Factorial

The factorial is an important function in combinatorics and analysis, used to determine the number of ways to arrange objects.

Since $n!$ is the product of all positive integers not exceeding $n$ , it is clear that it is divisible by all primes $p\le n$ , and not divisible by any prime $p>n$ . But what is the power of a prime $p\le n$ in the prime factorization of $n!$ ? We can find it as the sum of powers of $p$ in all the factors $1,2,\dots, n$ ; but rather than counting the power of $p$ in each factor, we shall count the number of factors divisible by a given power of $p$ . Among the numbers $1,2,\dots,n$ , exactly $\left\lfloor\frac n{p^k}\right\rfloor$ are divisible by $p^k$ (here $\lfloor\cdot\rfloor$ is the floor function).
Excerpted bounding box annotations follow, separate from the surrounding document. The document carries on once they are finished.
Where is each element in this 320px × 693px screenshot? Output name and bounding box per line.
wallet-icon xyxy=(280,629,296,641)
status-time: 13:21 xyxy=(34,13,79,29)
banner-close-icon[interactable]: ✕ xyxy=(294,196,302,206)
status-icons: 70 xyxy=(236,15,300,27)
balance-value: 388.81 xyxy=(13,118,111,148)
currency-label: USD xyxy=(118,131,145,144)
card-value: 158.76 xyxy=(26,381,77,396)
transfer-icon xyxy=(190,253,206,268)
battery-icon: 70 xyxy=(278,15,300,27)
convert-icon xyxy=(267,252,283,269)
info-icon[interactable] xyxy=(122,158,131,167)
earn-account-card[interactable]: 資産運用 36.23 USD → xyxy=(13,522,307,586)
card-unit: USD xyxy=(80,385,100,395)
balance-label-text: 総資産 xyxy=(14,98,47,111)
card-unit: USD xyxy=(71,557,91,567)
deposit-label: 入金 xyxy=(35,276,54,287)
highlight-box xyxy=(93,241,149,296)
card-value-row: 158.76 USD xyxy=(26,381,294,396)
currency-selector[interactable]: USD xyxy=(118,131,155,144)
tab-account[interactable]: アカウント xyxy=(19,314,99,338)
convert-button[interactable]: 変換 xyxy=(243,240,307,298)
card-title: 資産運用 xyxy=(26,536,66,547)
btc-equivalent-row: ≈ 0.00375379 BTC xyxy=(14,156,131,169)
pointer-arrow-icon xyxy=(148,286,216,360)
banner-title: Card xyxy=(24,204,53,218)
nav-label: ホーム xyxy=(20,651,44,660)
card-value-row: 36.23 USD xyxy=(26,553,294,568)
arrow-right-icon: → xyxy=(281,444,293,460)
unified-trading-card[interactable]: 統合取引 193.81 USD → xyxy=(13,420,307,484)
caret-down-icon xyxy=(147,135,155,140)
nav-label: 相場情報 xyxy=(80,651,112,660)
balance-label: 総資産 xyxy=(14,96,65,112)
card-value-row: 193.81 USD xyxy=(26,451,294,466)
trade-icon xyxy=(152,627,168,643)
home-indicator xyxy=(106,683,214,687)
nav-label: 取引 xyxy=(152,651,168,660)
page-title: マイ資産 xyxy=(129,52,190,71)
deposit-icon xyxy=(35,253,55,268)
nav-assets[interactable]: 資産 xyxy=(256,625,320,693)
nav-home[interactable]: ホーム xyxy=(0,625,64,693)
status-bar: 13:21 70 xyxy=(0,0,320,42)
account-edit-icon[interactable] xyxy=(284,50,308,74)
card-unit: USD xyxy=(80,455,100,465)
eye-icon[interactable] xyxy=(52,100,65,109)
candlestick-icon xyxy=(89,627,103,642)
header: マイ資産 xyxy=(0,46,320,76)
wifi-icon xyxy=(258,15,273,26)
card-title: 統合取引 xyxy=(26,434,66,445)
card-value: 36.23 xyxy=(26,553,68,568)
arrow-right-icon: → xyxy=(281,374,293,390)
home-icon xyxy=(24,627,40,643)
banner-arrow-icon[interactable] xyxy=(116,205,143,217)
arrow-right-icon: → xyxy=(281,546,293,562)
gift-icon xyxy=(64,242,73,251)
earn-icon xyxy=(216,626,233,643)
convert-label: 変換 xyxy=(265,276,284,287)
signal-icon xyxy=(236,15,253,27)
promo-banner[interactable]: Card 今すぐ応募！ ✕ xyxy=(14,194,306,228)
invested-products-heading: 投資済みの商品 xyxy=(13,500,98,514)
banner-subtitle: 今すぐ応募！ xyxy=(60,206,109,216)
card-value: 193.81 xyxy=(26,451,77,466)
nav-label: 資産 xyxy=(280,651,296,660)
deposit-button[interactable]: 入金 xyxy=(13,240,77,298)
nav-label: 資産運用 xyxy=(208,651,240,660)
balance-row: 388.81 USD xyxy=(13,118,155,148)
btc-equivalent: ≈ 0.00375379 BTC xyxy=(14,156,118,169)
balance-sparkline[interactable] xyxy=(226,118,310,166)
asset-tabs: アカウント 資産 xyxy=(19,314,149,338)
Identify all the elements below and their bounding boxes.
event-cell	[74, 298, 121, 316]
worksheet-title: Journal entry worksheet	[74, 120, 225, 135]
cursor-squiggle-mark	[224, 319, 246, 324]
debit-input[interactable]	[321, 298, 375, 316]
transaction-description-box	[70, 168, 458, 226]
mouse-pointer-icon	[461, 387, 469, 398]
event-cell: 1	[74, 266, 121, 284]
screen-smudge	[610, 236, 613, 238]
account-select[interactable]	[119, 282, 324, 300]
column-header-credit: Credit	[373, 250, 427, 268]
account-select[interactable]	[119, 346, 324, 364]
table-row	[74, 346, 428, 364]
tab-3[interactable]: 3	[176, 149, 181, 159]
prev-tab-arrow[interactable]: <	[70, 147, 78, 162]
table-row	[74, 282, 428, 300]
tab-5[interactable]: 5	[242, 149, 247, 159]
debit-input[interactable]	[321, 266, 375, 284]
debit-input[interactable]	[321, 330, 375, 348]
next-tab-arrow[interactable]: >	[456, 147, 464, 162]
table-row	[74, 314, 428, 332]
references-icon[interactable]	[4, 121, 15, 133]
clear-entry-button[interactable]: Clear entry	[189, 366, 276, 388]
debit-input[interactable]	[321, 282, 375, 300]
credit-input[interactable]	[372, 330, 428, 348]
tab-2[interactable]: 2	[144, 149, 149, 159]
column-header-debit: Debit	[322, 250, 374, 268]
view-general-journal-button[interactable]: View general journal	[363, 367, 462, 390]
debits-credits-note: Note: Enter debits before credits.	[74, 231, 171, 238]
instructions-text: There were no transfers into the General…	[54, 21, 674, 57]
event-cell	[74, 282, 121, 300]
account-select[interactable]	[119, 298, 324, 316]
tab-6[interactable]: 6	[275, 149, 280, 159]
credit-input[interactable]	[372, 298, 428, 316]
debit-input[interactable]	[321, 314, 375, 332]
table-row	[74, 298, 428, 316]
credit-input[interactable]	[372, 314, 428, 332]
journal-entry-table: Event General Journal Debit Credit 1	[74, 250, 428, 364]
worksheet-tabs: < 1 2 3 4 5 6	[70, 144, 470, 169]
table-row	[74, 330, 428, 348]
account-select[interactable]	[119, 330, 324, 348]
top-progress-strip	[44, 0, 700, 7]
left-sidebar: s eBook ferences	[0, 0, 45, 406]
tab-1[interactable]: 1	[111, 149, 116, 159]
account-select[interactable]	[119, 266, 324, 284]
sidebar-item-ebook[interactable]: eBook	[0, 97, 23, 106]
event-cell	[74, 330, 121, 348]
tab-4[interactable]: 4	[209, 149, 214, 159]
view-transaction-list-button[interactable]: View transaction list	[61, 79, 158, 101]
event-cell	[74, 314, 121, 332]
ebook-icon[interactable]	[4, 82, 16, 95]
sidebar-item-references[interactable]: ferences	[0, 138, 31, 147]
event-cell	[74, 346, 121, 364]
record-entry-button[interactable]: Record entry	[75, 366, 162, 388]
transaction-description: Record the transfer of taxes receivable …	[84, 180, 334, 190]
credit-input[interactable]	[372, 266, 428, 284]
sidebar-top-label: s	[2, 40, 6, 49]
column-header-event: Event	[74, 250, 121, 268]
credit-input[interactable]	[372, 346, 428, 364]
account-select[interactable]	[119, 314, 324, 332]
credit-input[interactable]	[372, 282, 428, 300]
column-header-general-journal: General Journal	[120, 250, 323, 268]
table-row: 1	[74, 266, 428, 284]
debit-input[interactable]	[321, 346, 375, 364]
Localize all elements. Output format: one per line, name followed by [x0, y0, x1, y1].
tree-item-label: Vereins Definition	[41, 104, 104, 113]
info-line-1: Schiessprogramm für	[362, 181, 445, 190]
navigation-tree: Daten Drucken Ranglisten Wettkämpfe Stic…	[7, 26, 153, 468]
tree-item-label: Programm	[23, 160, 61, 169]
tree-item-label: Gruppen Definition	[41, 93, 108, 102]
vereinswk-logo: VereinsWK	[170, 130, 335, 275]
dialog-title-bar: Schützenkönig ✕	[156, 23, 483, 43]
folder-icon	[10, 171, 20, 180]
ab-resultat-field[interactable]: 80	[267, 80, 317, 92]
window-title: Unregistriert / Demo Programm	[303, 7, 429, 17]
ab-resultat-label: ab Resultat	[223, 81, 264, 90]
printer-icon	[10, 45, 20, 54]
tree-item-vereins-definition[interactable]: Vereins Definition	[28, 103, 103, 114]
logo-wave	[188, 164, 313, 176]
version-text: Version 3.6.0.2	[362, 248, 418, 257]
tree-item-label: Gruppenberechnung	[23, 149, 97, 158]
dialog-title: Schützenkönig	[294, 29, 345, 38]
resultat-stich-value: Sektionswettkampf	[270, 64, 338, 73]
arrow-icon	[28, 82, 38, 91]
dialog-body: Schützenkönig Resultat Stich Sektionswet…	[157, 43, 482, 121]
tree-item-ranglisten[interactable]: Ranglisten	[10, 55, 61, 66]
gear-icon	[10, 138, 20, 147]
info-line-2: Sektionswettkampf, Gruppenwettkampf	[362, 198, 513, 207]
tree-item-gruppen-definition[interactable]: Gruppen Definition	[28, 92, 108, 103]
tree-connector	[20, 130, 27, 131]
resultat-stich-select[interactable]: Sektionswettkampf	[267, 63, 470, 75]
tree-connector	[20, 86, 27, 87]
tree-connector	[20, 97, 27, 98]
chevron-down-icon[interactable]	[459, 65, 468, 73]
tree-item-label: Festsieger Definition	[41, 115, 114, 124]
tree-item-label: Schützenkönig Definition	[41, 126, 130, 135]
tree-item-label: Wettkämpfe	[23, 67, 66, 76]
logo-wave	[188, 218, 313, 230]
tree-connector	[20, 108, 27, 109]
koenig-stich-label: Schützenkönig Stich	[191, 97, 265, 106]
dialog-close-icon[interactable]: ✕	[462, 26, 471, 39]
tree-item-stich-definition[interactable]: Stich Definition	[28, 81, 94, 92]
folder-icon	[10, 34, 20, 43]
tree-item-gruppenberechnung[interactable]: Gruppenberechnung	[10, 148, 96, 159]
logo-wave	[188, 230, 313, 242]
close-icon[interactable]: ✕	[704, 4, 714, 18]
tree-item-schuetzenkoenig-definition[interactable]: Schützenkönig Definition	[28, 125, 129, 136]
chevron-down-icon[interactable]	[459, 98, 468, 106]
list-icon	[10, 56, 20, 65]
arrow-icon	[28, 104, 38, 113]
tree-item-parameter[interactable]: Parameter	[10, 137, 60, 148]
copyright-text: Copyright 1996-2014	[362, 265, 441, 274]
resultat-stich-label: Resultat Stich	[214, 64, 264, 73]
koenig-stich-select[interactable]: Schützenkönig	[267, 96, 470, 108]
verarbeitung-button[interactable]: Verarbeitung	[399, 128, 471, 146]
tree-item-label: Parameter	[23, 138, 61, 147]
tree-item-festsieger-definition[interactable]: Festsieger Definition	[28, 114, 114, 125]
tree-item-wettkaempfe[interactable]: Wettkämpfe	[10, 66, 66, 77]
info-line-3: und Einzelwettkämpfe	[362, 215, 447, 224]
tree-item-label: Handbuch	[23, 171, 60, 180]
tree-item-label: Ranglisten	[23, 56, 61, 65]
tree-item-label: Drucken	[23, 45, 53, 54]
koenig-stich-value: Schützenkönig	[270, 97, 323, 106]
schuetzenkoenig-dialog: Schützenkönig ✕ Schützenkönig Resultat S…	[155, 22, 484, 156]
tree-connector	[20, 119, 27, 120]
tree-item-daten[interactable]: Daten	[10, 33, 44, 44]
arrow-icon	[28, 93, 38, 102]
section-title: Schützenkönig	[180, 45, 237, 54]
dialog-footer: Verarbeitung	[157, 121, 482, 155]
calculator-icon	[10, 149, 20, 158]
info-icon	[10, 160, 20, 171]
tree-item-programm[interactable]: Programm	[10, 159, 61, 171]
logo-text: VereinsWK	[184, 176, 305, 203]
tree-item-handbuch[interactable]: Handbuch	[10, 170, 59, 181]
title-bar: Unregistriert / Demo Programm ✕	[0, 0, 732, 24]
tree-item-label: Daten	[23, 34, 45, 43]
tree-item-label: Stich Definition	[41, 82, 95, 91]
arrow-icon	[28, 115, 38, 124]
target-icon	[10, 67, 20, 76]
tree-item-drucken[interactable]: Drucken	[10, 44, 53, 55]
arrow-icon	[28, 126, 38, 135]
The ones divisible by $p$ give one power of $p$ . The ones divisible by $p^2$ give another power of $p$ . Those divisible by $p^3$ give yet another power of $p$ . Continuing in this manner gives

$\left\lfloor\frac n{p}\right\rfloor+ \left\lfloor\frac n{p^2}\right\rfloor+ \left\lfloor\frac n{p^3}\right\rfloor+\dots$

for the power of $p$ in the prime factorization of $n!$ . The series is formally infinite, but the terms become $0$ pretty fast. For example, the power of $7$ in $100!$ is just $\left\lfloor\frac {100}{7}\right\rfloor+ \left\lfloor\frac {100}{49}\right\rfloor=14+2=16$ ( $7^3=343$ is already greater than $100$ ).